Even white women don’t have the most amount of privilege that one can have. The demographic that does, objectively is a financially well off straight white male (conveniently enough, this is the demographic that our esteemed president elect falls into).

Why? Well, as a man, he doesn’t have to worry (at least as much) about being touched or violated without his consent. It can happen, but he doesn’t spend his life being looked as a sexual object of prey. He also will never be thought of as foreign in the United States of America. He will always be thought of as American. As a financially well off man, he is able to use his resources to his advantage. And as a straight man, he is automatically seen as more masculine because he can perpetuate gender oppression by joining the pack in hunting females. I would like to make a note here that money only goes so far, and while money can add to the privilege of a white man to put him above other white men, it cannot place a white woman, or a person of color above a white man. No, this is not me being discriminatory against white men. This is me simply saying that when it comes to safety and a sense of belonging, they have the advantage.

I’m sure that all sounds very critical. It should. I am being critical. I am specifically criticizing the oppression in our society- the oppression that we are now are celebrating with this election.

White males who identify as straight do have the most privilege in our society and there are those who would abuse that privilege. What is at stake with this election is for those men who ignorantly say that to do so has now been proven their right. It can be stopped by someone with intelligence and decency who has even one of the privileges I just mentioned. Someone like you. It takes someone like you to stand up against it for them to be proven wrong.

I am fortunate when it comes to most in regards to the current political climate. I am afraid, but I have less fear than many around me. I am not Muslim, not LGBTQ, not Latino, and not disabled. But I understand where all of them are coming from because I am the child of immigrants.

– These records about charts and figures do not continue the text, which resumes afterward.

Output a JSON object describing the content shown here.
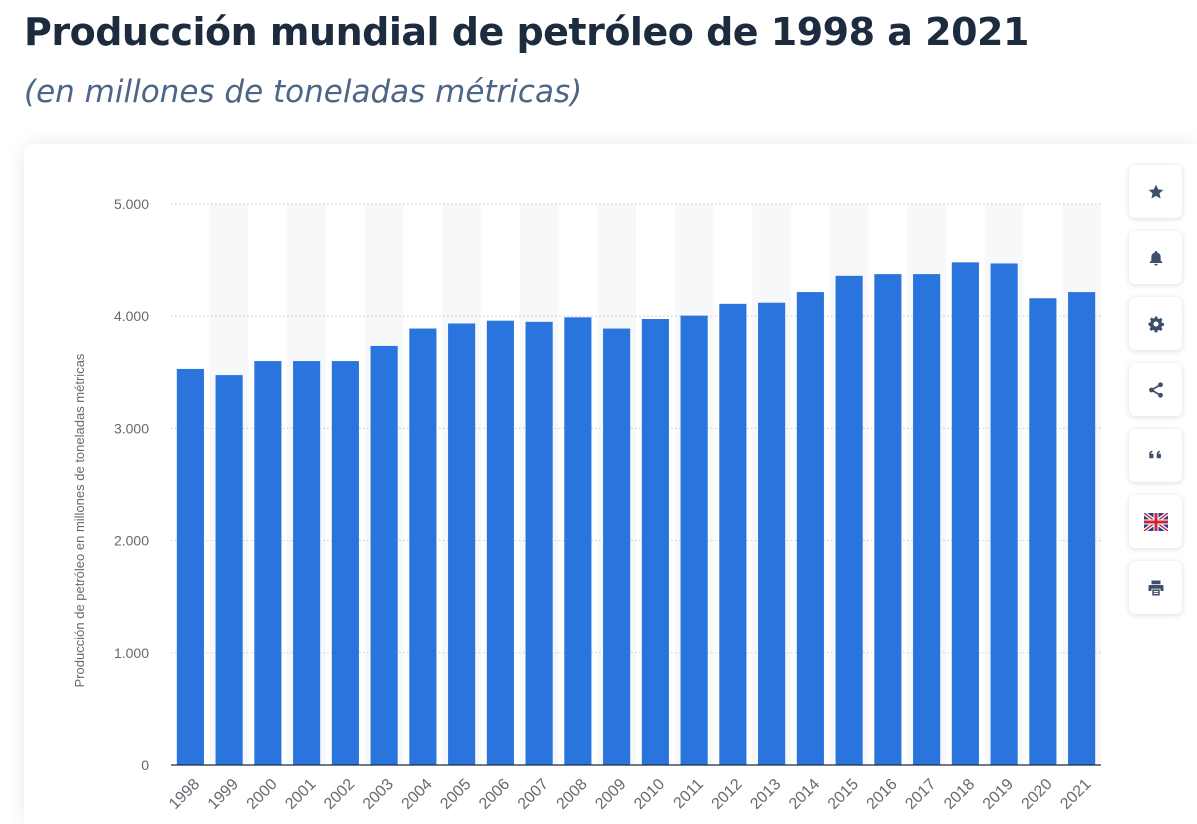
{
  "header": {
    "title": "Producción mundial de petróleo de 1998 a 2021",
    "subtitle": "(en millones de toneladas métricas)"
  },
  "toolbar": {
    "buttons": [
      {
        "icon": "star-icon"
      },
      {
        "icon": "bell-icon"
      },
      {
        "icon": "gear-icon"
      },
      {
        "icon": "share-icon"
      },
      {
        "icon": "quote-icon"
      },
      {
        "icon": "uk-flag-icon"
      },
      {
        "icon": "print-icon"
      }
    ]
  },
  "colors": {
    "bar": "#2a74de",
    "grid": "#c6c9cd",
    "band": "#f7f8f9",
    "axis": "#1d2b3f",
    "tick_text": "#646a70",
    "icon": "#3e5069"
  },
  "chart_data": {
    "type": "bar",
    "categories": [
      "1998",
      "1999",
      "2000",
      "2001",
      "2002",
      "2003",
      "2004",
      "2005",
      "2006",
      "2007",
      "2008",
      "2009",
      "2010",
      "2011",
      "2012",
      "2013",
      "2014",
      "2015",
      "2016",
      "2017",
      "2018",
      "2019",
      "2020",
      "2021"
    ],
    "values": [
      3530,
      3475,
      3600,
      3600,
      3600,
      3735,
      3890,
      3935,
      3960,
      3950,
      3990,
      3890,
      3975,
      4005,
      4110,
      4120,
      4215,
      4360,
      4375,
      4375,
      4480,
      4470,
      4160,
      4215
    ],
    "ylabel": "Producción de petróleo en millones de toneladas métricas",
    "ylim": [
      0,
      5000
    ],
    "yticks": [
      0,
      1000,
      2000,
      3000,
      4000,
      5000
    ],
    "ytick_labels": [
      "0",
      "1.000",
      "2.000",
      "3.000",
      "4.000",
      "5.000"
    ],
    "grid": true,
    "legend": "none"
  }
}
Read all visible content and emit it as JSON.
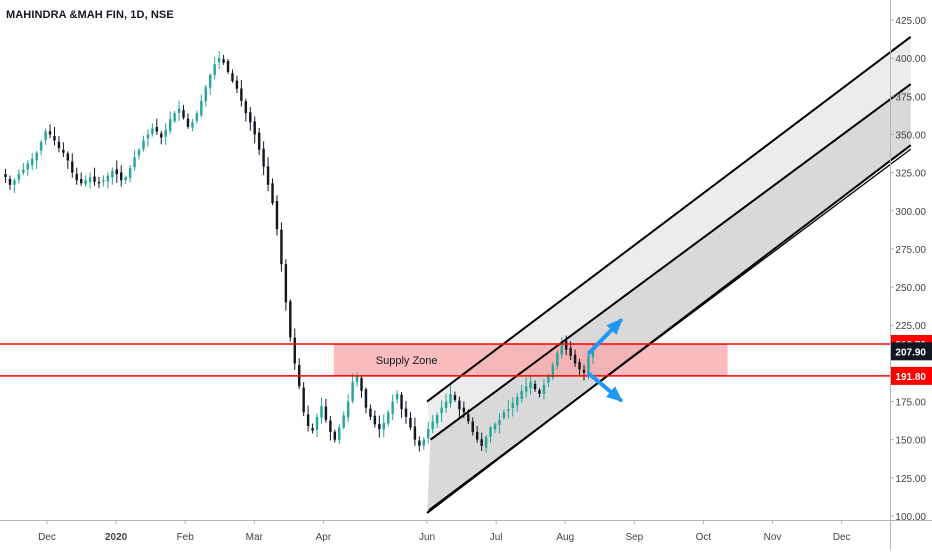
{
  "header": {
    "symbol_title": "MAHINDRA &MAH FIN, 1D, NSE"
  },
  "colors": {
    "candle_up": "#26a69a",
    "candle_down": "#131722",
    "level_line": "#ff0000",
    "zone_fill": "#f8a5a5",
    "channel_line": "#000000",
    "channel_fill": "#d9d9d9",
    "arrow": "#2196f3",
    "axis_text": "#444444",
    "tag_bg": "#ff0000",
    "tag_dark_bg": "#131722"
  },
  "chart_data": {
    "type": "candlestick",
    "title": "MAHINDRA &MAH FIN, 1D, NSE",
    "y_axis": {
      "range": [
        98,
        430
      ],
      "ticks": [
        "425.00",
        "400.00",
        "375.00",
        "350.00",
        "325.00",
        "300.00",
        "275.00",
        "250.00",
        "225.00",
        "175.00",
        "150.00",
        "125.00",
        "100.00"
      ],
      "tick_values": [
        425,
        400,
        375,
        350,
        325,
        300,
        275,
        250,
        225,
        175,
        150,
        125,
        100
      ],
      "side": "right"
    },
    "x_axis": {
      "labels": [
        "Dec",
        "2020",
        "Feb",
        "Mar",
        "Apr",
        "Jun",
        "Jul",
        "Aug",
        "Sep",
        "Oct",
        "Nov",
        "Dec"
      ],
      "label_index": [
        0,
        2,
        4,
        6,
        8,
        11,
        13,
        15,
        17,
        19,
        21,
        23
      ],
      "bold_labels": [
        "2020"
      ]
    },
    "price_levels": [
      {
        "label": "212.70",
        "value": 212.7
      },
      {
        "label": "191.80",
        "value": 191.8
      }
    ],
    "current_price": {
      "label": "207.90",
      "value": 207.9
    },
    "supply_zone": {
      "label": "Supply Zone",
      "top": 212.7,
      "bottom": 191.8,
      "x_from": 8.3,
      "x_to": 19.7
    },
    "channel": {
      "description": "ascending parallel channel",
      "upper": [
        [
          11.0,
          175
        ],
        [
          25.0,
          414
        ]
      ],
      "middle": [
        [
          11.1,
          150
        ],
        [
          25.0,
          383
        ]
      ],
      "lower": [
        [
          11.0,
          102
        ],
        [
          25.0,
          343
        ]
      ]
    },
    "arrows": [
      {
        "direction": "up",
        "from": [
          15.7,
          207
        ],
        "to": [
          16.6,
          228
        ]
      },
      {
        "direction": "down",
        "from": [
          15.7,
          193
        ],
        "to": [
          16.6,
          176
        ]
      }
    ],
    "candles_x_range": [
      -1.2,
      15.8
    ],
    "close": [
      322,
      317,
      320,
      324,
      327,
      331,
      334,
      338,
      345,
      352,
      350,
      346,
      341,
      338,
      333,
      325,
      320,
      318,
      320,
      322,
      319,
      318,
      320,
      323,
      326,
      324,
      320,
      322,
      328,
      335,
      340,
      346,
      350,
      354,
      352,
      348,
      353,
      360,
      364,
      367,
      361,
      355,
      358,
      364,
      372,
      381,
      389,
      396,
      400,
      397,
      391,
      385,
      380,
      372,
      364,
      358,
      350,
      340,
      329,
      317,
      305,
      288,
      265,
      240,
      217,
      200,
      185,
      168,
      159,
      156,
      165,
      172,
      163,
      155,
      150,
      158,
      166,
      175,
      188,
      192,
      182,
      171,
      165,
      160,
      157,
      161,
      168,
      175,
      180,
      170,
      165,
      158,
      150,
      146,
      150,
      157,
      162,
      166,
      171,
      175,
      180,
      176,
      170,
      168,
      162,
      155,
      150,
      146,
      152,
      158,
      160,
      163,
      168,
      170,
      174,
      178,
      182,
      185,
      188,
      183,
      180,
      186,
      192,
      199,
      207,
      214,
      209,
      205,
      200,
      196,
      194,
      205,
      207.9
    ]
  }
}
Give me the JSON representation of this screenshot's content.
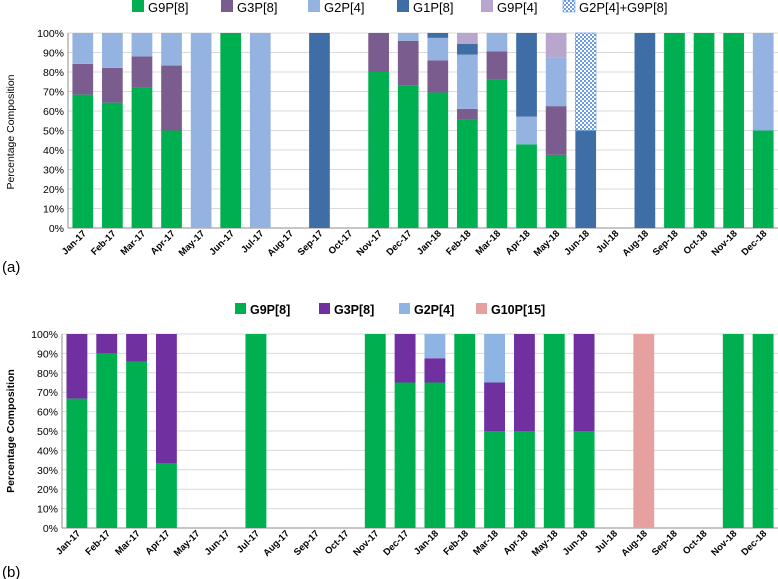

My life has been spent in trying to fit in. I’m sure you have even seen is with me wanting to learn about golf from you for instance.

I am fortunate that the friends I made have never made me feel like I didn’t belong; they accepted me, my culture and my identity wholeheartedly. Consequently they, including you, are incredibly important parts of my life. I’ve never felt like I didn’t belong here, or couldn’t be a real American until now, when I’m hearing all this hate around me.

Compared to most, I too have a lot of privilege. What I am asking of you, is for us to use our privilege for the better. I’m asking for us to squash the pretensions of those who think that hate has won in America, that this beautiful country is going to bear the burden of their bigotry, or that they can insult or harm anyone they choose. Please, please, please speak up if you ever come across anyone like that.

Today, my fear really needs you, and it needs you on my side.

With much love,
Your brown, immigrant, female friend, whose life you’ve enriched and beautified in single every possible way over the entire course of our friendship.